Sur la scène internationale, la Commission européenne a multiplié les accords commerciaux, l’agriculture servant le plus souvent de variable d’ajustement des négociations — notamment à travers le traité déséquilibré conclu avec les États-Unis, qui engage l’UE à acheter pour 750 milliards de dollars d’énergie américaine et à investir 600 milliards de dollars, en échange d’un plafond tarifaire de 15 %. Il s’agit d’un coup porté au projet européen et à sa capacité à démontrer qu’elle protège ses citoyens et ses acteurs économiques, y compris les agriculteurs.

Au-delà du marketing et des effets d’annonce, les agriculteurs ont de toute urgence besoin d’une Europe forte, fondée sur une approche commune — et non de la poursuite d’une trajectoire politique qui conduit à une fragmentation des marchés, à une concurrence interne au sein du marché unique et à l’absence de conditions de concurrence équitables, sous couvert de flexibilité et d’approches fondées sur le « chacun pour soi ». Cette situation est d’autant plus préoccupante que la Commission propose de sanctuariser seulement 300 milliards d’euros pour le prochain budget à long terme — soit une réduction de plus de 20 % — et que la disparition de la PAC en tant que ligne budgétaire propre compromet davantage encore sa visibilité et la prévisibilité dont ont besoin les agriculteurs européens et leurs chaînes de valeur.

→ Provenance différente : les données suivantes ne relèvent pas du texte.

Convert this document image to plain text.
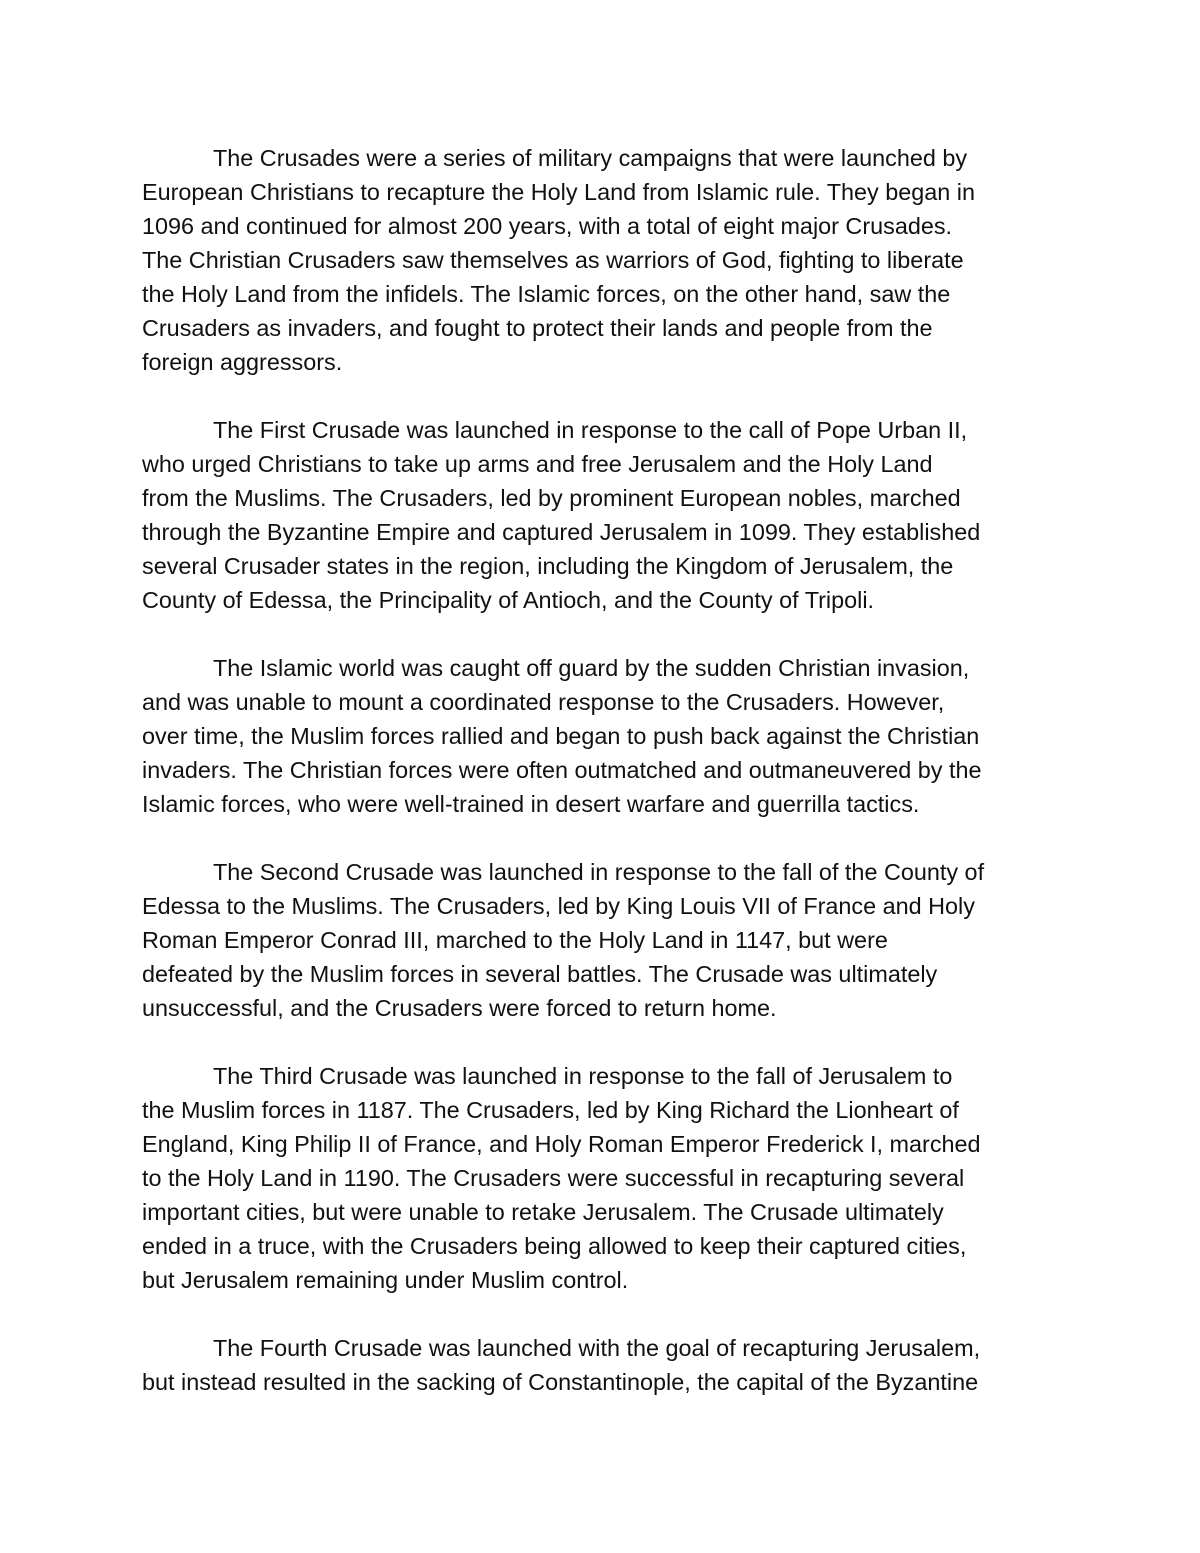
The Crusades were a series of military campaigns that were launched by
European Christians to recapture the Holy Land from Islamic rule. They began in
1096 and continued for almost 200 years, with a total of eight major Crusades.
The Christian Crusaders saw themselves as warriors of God, fighting to liberate
the Holy Land from the infidels. The Islamic forces, on the other hand, saw the
Crusaders as invaders, and fought to protect their lands and people from the
foreign aggressors.

The First Crusade was launched in response to the call of Pope Urban II,
who urged Christians to take up arms and free Jerusalem and the Holy Land
from the Muslims. The Crusaders, led by prominent European nobles, marched
through the Byzantine Empire and captured Jerusalem in 1099. They established
several Crusader states in the region, including the Kingdom of Jerusalem, the
County of Edessa, the Principality of Antioch, and the County of Tripoli.

The Islamic world was caught off guard by the sudden Christian invasion,
and was unable to mount a coordinated response to the Crusaders. However,
over time, the Muslim forces rallied and began to push back against the Christian
invaders. The Christian forces were often outmatched and outmaneuvered by the
Islamic forces, who were well-trained in desert warfare and guerrilla tactics.

The Second Crusade was launched in response to the fall of the County of
Edessa to the Muslims. The Crusaders, led by King Louis VII of France and Holy
Roman Emperor Conrad III, marched to the Holy Land in 1147, but were
defeated by the Muslim forces in several battles. The Crusade was ultimately
unsuccessful, and the Crusaders were forced to return home.

The Third Crusade was launched in response to the fall of Jerusalem to
the Muslim forces in 1187. The Crusaders, led by King Richard the Lionheart of
England, King Philip II of France, and Holy Roman Emperor Frederick I, marched
to the Holy Land in 1190. The Crusaders were successful in recapturing several
important cities, but were unable to retake Jerusalem. The Crusade ultimately
ended in a truce, with the Crusaders being allowed to keep their captured cities,
but Jerusalem remaining under Muslim control.

The Fourth Crusade was launched with the goal of recapturing Jerusalem,
but instead resulted in the sacking of Constantinople, the capital of the Byzantine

Par conséquent, Farm Europe appelle à repositionner l’agriculture, ainsi que la politique agricole, à la place qui leur revient dans le projet européen, afin de libérer leur véritable potentiel comme levier d’une Europe véritablement souveraine dans de nombreux domaines — car ce secteur est essentiel non seulement à la sécurité alimentaire et à la santé des citoyens européens, mais également à des chaînes de valeur stratégiques, notamment dans l’énergie, la chimie et l’ensemble des composantes essentielles d’une économie neutre en carbone.